L'utilisation dans les marchés établis (Phoenix, SF) arrive à maturité et les économies deviennent plus claires. L'utilisation dans les nouveaux marchés démarre faiblement et monte en puissance sur 12 à 24 mois, à mesure que Waymo ajoute des véhicules, étend les zones de service et crée des habitudes chez les passagers. Chaque ville d'expansion crée une période d'économies sous-optimales avant d'atteindre la densité d'utilisation des marchés matures. Les objectifs de croissance pour 2026 signifient que Waymo accepte délibérément davantage de pertes liées à la construction de marché en parallèle.
Le point de comparaison est Uber, qui a mis plus d'une décennie à s'approcher de la rentabilité et a nécessité une échelle mondiale massive pour y parvenir. Le marché adressable de Waymo est potentiellement plus vaste (il peut éliminer à terme les coûts de conducteur), mais l'intensité capitalistique du matériel des véhicules autonomes signifie que le chemin vers la rentabilité est plus long et plus pentu que ne le suggèrent les analogies avec les plateformes logicielles.
Ce que les 18 prochains mois vont réellement tester
L'objectif d'un million de trajets hebdomadaires teste la mise à l'échelle opérationnelle — si Waymo peut gérer la croissance de sa flotte, la maintenance, les opérations à distance et le service client à 2× son volume actuel. Les expansions dans les villes hivernales testent une véritable généralisation technique. L'annonce de Londres teste la navigation réglementaire internationale. Et le calendrier implicite des investisseurs de la Série D teste si le taux de croissance des revenus nécessaire pour justifier une valorisation de 126 milliards de dollars est atteignable à un horizon où les investisseurs resteront patients.

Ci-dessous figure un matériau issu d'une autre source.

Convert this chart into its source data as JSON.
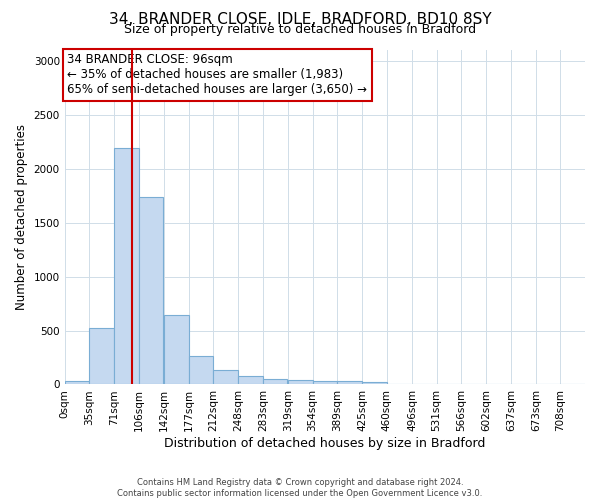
{
  "title1": "34, BRANDER CLOSE, IDLE, BRADFORD, BD10 8SY",
  "title2": "Size of property relative to detached houses in Bradford",
  "xlabel": "Distribution of detached houses by size in Bradford",
  "ylabel": "Number of detached properties",
  "bin_labels": [
    "0sqm",
    "35sqm",
    "71sqm",
    "106sqm",
    "142sqm",
    "177sqm",
    "212sqm",
    "248sqm",
    "283sqm",
    "319sqm",
    "354sqm",
    "389sqm",
    "425sqm",
    "460sqm",
    "496sqm",
    "531sqm",
    "566sqm",
    "602sqm",
    "637sqm",
    "673sqm",
    "708sqm"
  ],
  "bin_edges": [
    0,
    35,
    71,
    106,
    142,
    177,
    212,
    248,
    283,
    319,
    354,
    389,
    425,
    460,
    496,
    531,
    566,
    602,
    637,
    673,
    708
  ],
  "bar_heights": [
    30,
    520,
    2190,
    1740,
    640,
    260,
    135,
    80,
    50,
    40,
    35,
    30,
    20,
    5,
    5,
    0,
    0,
    0,
    0,
    0,
    0
  ],
  "bar_color": "#c5d9f0",
  "bar_edgecolor": "#7aadd4",
  "bar_linewidth": 0.8,
  "vline_x": 96,
  "vline_color": "#cc0000",
  "vline_linewidth": 1.5,
  "ylim": [
    0,
    3100
  ],
  "yticks": [
    0,
    500,
    1000,
    1500,
    2000,
    2500,
    3000
  ],
  "annotation_title": "34 BRANDER CLOSE: 96sqm",
  "annotation_line1": "← 35% of detached houses are smaller (1,983)",
  "annotation_line2": "65% of semi-detached houses are larger (3,650) →",
  "annotation_box_facecolor": "#ffffff",
  "annotation_box_edgecolor": "#cc0000",
  "footer_line1": "Contains HM Land Registry data © Crown copyright and database right 2024.",
  "footer_line2": "Contains public sector information licensed under the Open Government Licence v3.0.",
  "background_color": "#ffffff",
  "grid_color": "#d0dde8",
  "title1_fontsize": 11,
  "title2_fontsize": 9,
  "xlabel_fontsize": 9,
  "ylabel_fontsize": 8.5,
  "tick_fontsize": 7.5,
  "annotation_fontsize": 8.5
}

Waymo a accompli quelque chose de vraiment difficile : elle a construit un système de véhicule autonome déployé commercialement, que de vraies personnes utilisent pour de vrais trajets dans de vraies villes, à une échelle qui démontre que la technologie fonctionne. La prochaine étape consiste à prouver qu'elle fonctionne en tant qu'entreprise — ce qui est un problème différent et, à certains égards, plus difficile.